La «capitale des échecs» ukrainienne attend le prochain coup de la Russie

  • Andreï Volokitine a signé une lettre ouverte de joueurs refusant de rencontrer d'éventuels adversaires russes. Comme au Championnat européen individuel
  • Lviv, la «capitale des échecs», soutenait massivement la pratique d'un jeu dont sa domination était censée illustrer sa supériorité stratégique

LVIV: Aussi captivé que bruyant, un groupe de fanatiques d'échecs assiste à une partie acharnée qui se déroule sur un banc de la ville ukrainienne de Lviv, encore largement épargnée par les conséquences de l'invasion russe.


Un pion s'empare d'un cavalier, suivi par une frénésie de coups et la fin du match. Le perdant y laisse un billet de banque et les pièces du jeu sont immédiatement replacées sur l'échiquier fatigué.


"Les échecs sont un jeu très difficile", dit en soupirant Andreï Volokitine, 35 ans et champion ukrainien en titre. Ce grand-maître a remporté son titre grâce aux qualités propres aux joueurs doués: "Il faut de la mémoire, du calcul, de la stratégie, une vue d'ensemble du jeu", explique-t-il.

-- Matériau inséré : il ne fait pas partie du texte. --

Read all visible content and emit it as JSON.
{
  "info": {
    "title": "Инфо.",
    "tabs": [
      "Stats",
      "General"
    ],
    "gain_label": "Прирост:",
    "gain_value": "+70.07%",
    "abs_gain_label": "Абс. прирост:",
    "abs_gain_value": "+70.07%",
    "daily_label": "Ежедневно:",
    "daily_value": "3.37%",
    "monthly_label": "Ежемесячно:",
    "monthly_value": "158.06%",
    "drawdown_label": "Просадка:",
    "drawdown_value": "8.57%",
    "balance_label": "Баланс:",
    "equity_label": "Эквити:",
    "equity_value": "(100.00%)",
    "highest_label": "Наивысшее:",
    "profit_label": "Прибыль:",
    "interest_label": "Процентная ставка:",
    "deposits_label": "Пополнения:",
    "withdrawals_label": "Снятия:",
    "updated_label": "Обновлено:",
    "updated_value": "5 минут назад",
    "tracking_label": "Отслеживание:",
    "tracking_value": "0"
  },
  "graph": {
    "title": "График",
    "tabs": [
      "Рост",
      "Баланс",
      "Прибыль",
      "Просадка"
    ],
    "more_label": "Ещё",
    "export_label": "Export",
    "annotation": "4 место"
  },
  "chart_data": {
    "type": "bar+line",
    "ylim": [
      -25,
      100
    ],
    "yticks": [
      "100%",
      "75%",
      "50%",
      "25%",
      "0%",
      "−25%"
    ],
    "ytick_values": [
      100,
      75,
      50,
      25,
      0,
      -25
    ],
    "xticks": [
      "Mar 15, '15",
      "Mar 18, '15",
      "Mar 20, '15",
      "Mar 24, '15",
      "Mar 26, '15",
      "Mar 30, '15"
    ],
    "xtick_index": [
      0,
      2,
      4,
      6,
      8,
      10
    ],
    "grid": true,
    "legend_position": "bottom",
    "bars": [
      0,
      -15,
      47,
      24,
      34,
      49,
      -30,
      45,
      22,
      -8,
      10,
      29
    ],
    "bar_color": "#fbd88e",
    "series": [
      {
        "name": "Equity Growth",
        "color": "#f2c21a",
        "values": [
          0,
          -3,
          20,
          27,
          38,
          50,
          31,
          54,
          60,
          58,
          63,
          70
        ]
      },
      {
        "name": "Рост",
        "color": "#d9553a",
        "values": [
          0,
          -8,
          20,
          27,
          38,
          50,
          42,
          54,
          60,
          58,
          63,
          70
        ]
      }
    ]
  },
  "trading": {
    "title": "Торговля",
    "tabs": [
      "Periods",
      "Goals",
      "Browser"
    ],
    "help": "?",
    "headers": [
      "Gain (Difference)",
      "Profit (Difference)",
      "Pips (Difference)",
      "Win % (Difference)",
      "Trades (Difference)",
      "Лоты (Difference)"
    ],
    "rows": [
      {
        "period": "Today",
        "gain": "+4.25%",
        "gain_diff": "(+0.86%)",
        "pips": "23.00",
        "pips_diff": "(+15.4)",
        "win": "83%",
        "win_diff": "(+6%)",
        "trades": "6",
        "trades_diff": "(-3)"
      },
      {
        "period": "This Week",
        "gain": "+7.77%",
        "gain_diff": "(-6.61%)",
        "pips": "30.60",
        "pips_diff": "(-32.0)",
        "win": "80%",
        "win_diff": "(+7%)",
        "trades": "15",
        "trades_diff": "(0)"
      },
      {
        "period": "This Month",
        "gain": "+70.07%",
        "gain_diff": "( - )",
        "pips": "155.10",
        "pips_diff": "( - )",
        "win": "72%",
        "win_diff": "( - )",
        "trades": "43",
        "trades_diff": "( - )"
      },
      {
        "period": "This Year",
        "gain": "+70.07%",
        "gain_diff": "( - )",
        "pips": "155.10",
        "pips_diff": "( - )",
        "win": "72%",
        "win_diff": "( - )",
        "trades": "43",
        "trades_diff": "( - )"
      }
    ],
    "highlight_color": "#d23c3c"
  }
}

Mais pour ce qui est de l'invasion russe de son pays, il ne voit pas l'issue : "J'ai peur que cela ne continue pendant quelques mois, peut-être plus, je ne sais pas", avoue-t-il, "c'est la nouvelle réalité pour tous les gens en Ukraine".


Lviv, -dans l'ouest de l'Ukraine et à juste 70 km de la frontière polonaise-, a été largement épargnée jusqu'ici par la violence déchaînée avec l'offensive russe déclenchée le 24 février dernier.


Cette ville se considère comme le centre culturel du pays. Ses rues pavées sont bordées de cafés, boutiques et restaurants, même si sa vie nocturne est aujourd'hui bridée par le couvre-feu de la loi martiale.


Lviv est aussi connue comme étant la "capitale des échecs". L'ex-URSS, qui incluait l'Ukraine jusqu'à son effondrement en 1991, soutenait massivement la pratique d'un jeu dont sa domination était censée illustrer sa supériorité stratégique.

Calme relatif 
Ce passé explique l'affluence de curieux, des hommes essentiellement, assistant aux parties que se livrent des amateurs sur la promenade centrale de la ville, malgré un froid mordant.


Lviv compterait pas moins de 20 à 30 grand-maîtres des échecs pour quelque 700.000 habitants, selon Andreï Volokitine.


Pour cette communauté de passionnés du jeu, l'invasion de leur pays n'est pas sans conséquences. La Fédération internationale des échecs (FIDE) a annulé les tournois prévus en Russie et interdit de hisser le drapeau russe dans les compétitions internationales. La fédération ukrainienne a pour sa part exigé une interdiction pour tous les joueurs russes d'y participer.   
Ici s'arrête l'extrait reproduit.